Caelum’s pulse beat behind his teeth. He screamed—raw, ragged, full of something he hadn’t let himself feel since the first dream.

As if sensing his unease, the windshield split straight down the center. A jagged vein of glass fissured like something had struck it from the inside. The engine stuttered. The car swerved. The wheel twisted in Caelum’s hands, too strong, like an invisible force had hijacked it. The tires lost traction. They veered off the road. A ditch awaited—gaping, inevitable. The car tilted sharply. Caelum felt the lurch of gravity betray him. His shoulder slammed into the door. Veuliah’s body flung sideways, his forehead smacking the window with a dull thunk. Branches whipped past the windshield like reaching hands. Then—impact. Metal screamed. Glass exploded. Steam hissed.

Caelum’s head snapped forward, vision flashing white. Something hot dripped down his temple, his chest aching from the seatbelt. 

He couldn’t breathe. He couldn’t move. 

Beside him, Veuliah was slumped, unconscious or worse. Blood pooled down from the edges of the linen around his wing.

Caelum’s eyes flickered. The last thing he saw, through the spiderwebbed windshield was the crow, perched on the hood. Watching. Waiting.

“Veuliah!”

 

He woke up to silence. 

The sky above him was gray, diffused with an eerie softness. He was on the side of the road, alone, in his car, parked in front of his apartment. 
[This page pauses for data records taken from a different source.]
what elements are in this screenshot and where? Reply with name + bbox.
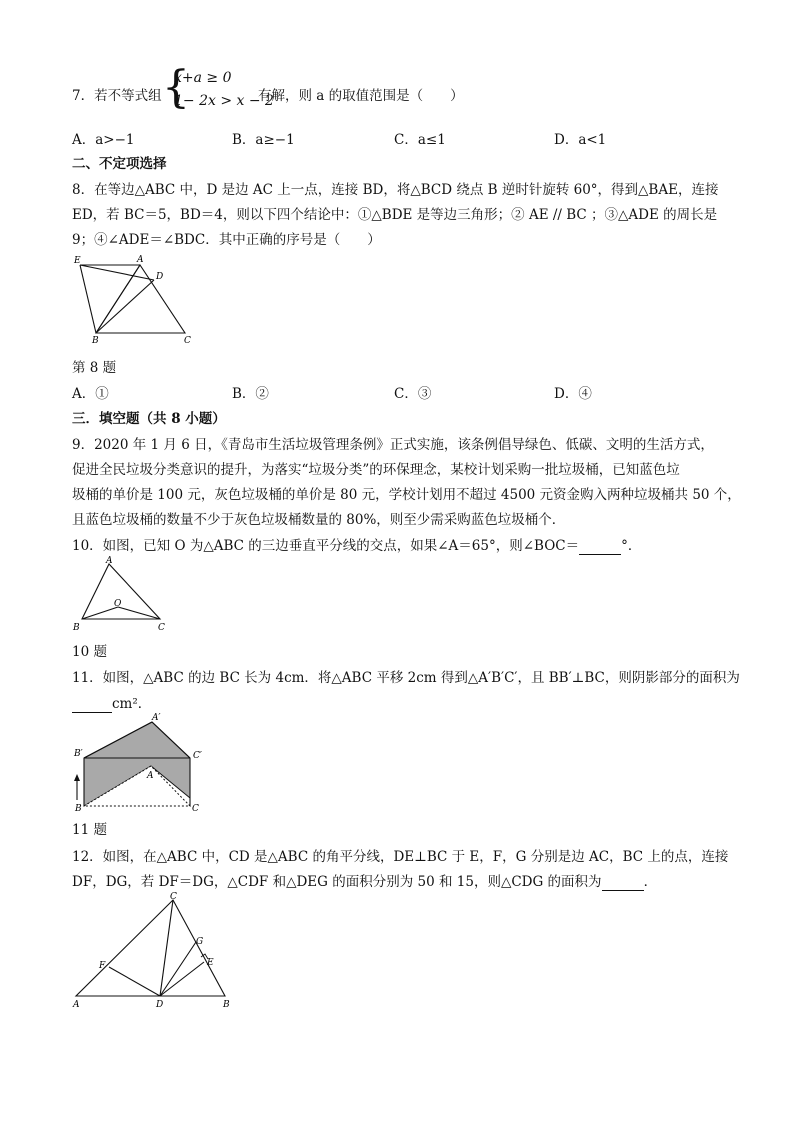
q7-suffix: 有解，则 a 的取值范围是（ ） bbox=[258, 88, 464, 104]
q10-point-O: O bbox=[114, 599, 122, 609]
q8-option-a: A．① bbox=[72, 386, 109, 402]
q11-point-C-prime: C′ bbox=[193, 751, 202, 761]
q12-point-E: E bbox=[207, 958, 214, 968]
q10-text-after: °． bbox=[621, 538, 642, 554]
q12-point-B: B bbox=[223, 1000, 230, 1010]
q8-line-3: 9；④∠ADE＝∠BDC．其中正确的序号是（ ） bbox=[72, 232, 381, 248]
section-heading-2: 二、不定项选择 bbox=[72, 156, 167, 172]
q8-option-d: D．④ bbox=[554, 386, 592, 402]
q12-point-F: F bbox=[99, 961, 106, 971]
q12-point-C: C bbox=[170, 892, 177, 902]
q11-unit: cm²． bbox=[112, 696, 152, 712]
q9-line-2: 促进全民垃圾分类意识的提升，为落实“垃圾分类”的环保理念，某校计划采购一批垃圾桶，已知蓝色垃 bbox=[72, 462, 680, 478]
q10-figure bbox=[70, 556, 170, 634]
q11-caption: 11 题 bbox=[72, 822, 107, 838]
q8-point-D: D bbox=[156, 272, 164, 282]
q12-line-2 bbox=[72, 870, 657, 891]
q7-option-b: B．a≥−1 bbox=[232, 132, 295, 148]
q11-point-A: A bbox=[147, 771, 154, 781]
q11-line-2 bbox=[72, 692, 151, 713]
q8-option-b: B．② bbox=[232, 386, 269, 402]
section-heading-3: 三．填空题（共 8 小题） bbox=[72, 411, 226, 427]
q8-point-E: E bbox=[74, 256, 81, 266]
q10-caption: 10 题 bbox=[72, 644, 107, 660]
q12-line-2-before: DF，DG，若 DF＝DG，△CDF 和△DEG 的面积分别为 50 和 15，则△CDG 的面积为 bbox=[72, 874, 602, 890]
q12-line-1: 12．如图，在△ABC 中，CD 是△ABC 的角平分线，DE⊥BC 于 E，F，G 分别是边 AC，BC 上的点，连接 bbox=[72, 849, 729, 865]
q8-option-c: C．③ bbox=[394, 386, 432, 402]
q7-inequality-1: x+a ≥ 0 bbox=[174, 70, 232, 86]
q12-figure bbox=[70, 890, 240, 1010]
q10-text bbox=[72, 534, 641, 555]
q8-point-A: A bbox=[137, 255, 144, 265]
q9-line-1: 9．2020 年 1 月 6 日，《青岛市生活垃圾管理条例》正式实施，该条例倡导绿色、低碳、文明的生活方式， bbox=[72, 437, 714, 453]
q8-caption: 第 8 题 bbox=[72, 360, 117, 376]
q12-point-A: A bbox=[73, 1000, 80, 1010]
q11-point-C: C bbox=[192, 804, 199, 812]
q11-point-B-prime: B′ bbox=[74, 749, 83, 759]
q8-point-B: B bbox=[92, 336, 99, 344]
q8-line-2: ED，若 BC＝5，BD＝4，则以下四个结论中：①△BDE 是等边三角形；② AE // BC ；③△ADE 的周长是 bbox=[72, 207, 718, 223]
q10-text-before: 10．如图，已知 O 为△ABC 的三边垂直平分线的交点，如果∠A＝65°，则∠BOC＝ bbox=[72, 538, 580, 554]
q11-line-1: 11．如图，△ABC 的边 BC 长为 4cm．将△ABC 平移 2cm 得到△A′B′C′，且 BB′⊥BC，则阴影部分的面积为 bbox=[72, 670, 740, 686]
q12-answer-blank[interactable] bbox=[602, 874, 644, 891]
q10-point-B: B bbox=[73, 623, 80, 633]
q10-point-A: A bbox=[106, 556, 113, 566]
q7-prefix: 7．若不等式组 bbox=[72, 88, 162, 104]
q11-figure bbox=[68, 712, 208, 812]
system-brace: { bbox=[162, 62, 190, 113]
q8-line-1: 8．在等边△ABC 中，D 是边 AC 上一点，连接 BD，将△BCD 绕点 B 逆时针旋转 60°，得到△BAE，连接 bbox=[72, 182, 719, 198]
q11-point-A-prime: A′ bbox=[152, 713, 161, 723]
q7-option-c: C．a≤1 bbox=[394, 132, 446, 148]
q12-line-2-after: ． bbox=[643, 874, 658, 890]
q9-line-3: 圾桶的单价是 100 元，灰色垃圾桶的单价是 80 元，学校计划用不超过 4500 元资金购入两种垃圾桶共 50 个， bbox=[72, 487, 741, 503]
q8-figure bbox=[70, 254, 200, 344]
q7-option-d: D．a<1 bbox=[554, 132, 607, 148]
q10-answer-blank[interactable] bbox=[579, 538, 621, 555]
q7-option-a: A．a>−1 bbox=[72, 132, 135, 148]
q10-point-C: C bbox=[158, 623, 165, 633]
q12-point-D: D bbox=[156, 1000, 164, 1010]
q12-point-G: G bbox=[196, 937, 204, 947]
q7-inequality-2: 1− 2x > x − 2 bbox=[174, 93, 274, 109]
q8-point-C: C bbox=[184, 336, 191, 344]
q11-answer-blank[interactable] bbox=[72, 696, 112, 713]
q11-point-B: B bbox=[75, 804, 82, 812]
q9-line-4: 且蓝色垃圾桶的数量不少于灰色垃圾桶数量的 80%，则至少需采购蓝色垃圾桶个． bbox=[72, 512, 566, 528]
He unlocked his car door with the dull exhaustion of someone who had worked too many shifts and thought too little of the consequences. His clothes smelled like stale coffee and rain. His back ached. His head throbbed. There was an odd stiffness in his fingers, like they had gripped something too hard for too long. 

Fishing his keys from his pocket, he unlocked his apartment and stepped inside. The lights were already on, though he didn't remember leaving them like that. They buzzed faintly, flickering in an uneven rhythm, and for a moment he wondered if he had to go out tomorrow and buy a new set of lightbulbs. 

He then noticed the air. Humid. Not with rot, not with burning. But something clean, like the air before a storm: sharp, electric, and wrong for a hallway in a crumbling apartment complex that only he lived in. 

He rubbed his eyes. It had been a long day. Perhaps that was it. 

The floor creaked beneath him as he shut the door. And then, a crash. Loud. Sudden. Right above him. Then, the sound of something heavy being dragged across the roof, then the soft crack of something hitting the ground, and then a disturbance down in his laundry room. Caelum froze. Something twisted deep in his gut. A reflex. Something familiar on the tip of his tongue that he couldn't quite name. 

The television turned itself on, filling the room with the unpleasant buzz of static, followed by a voice he didn't quite recognize. 

But Caelum stared, rooted in place. 

“This—This is what—what remains… o—of you… should you k—keep him.” 

Somewhere just outside the veil of time, Veuliah had fallen again.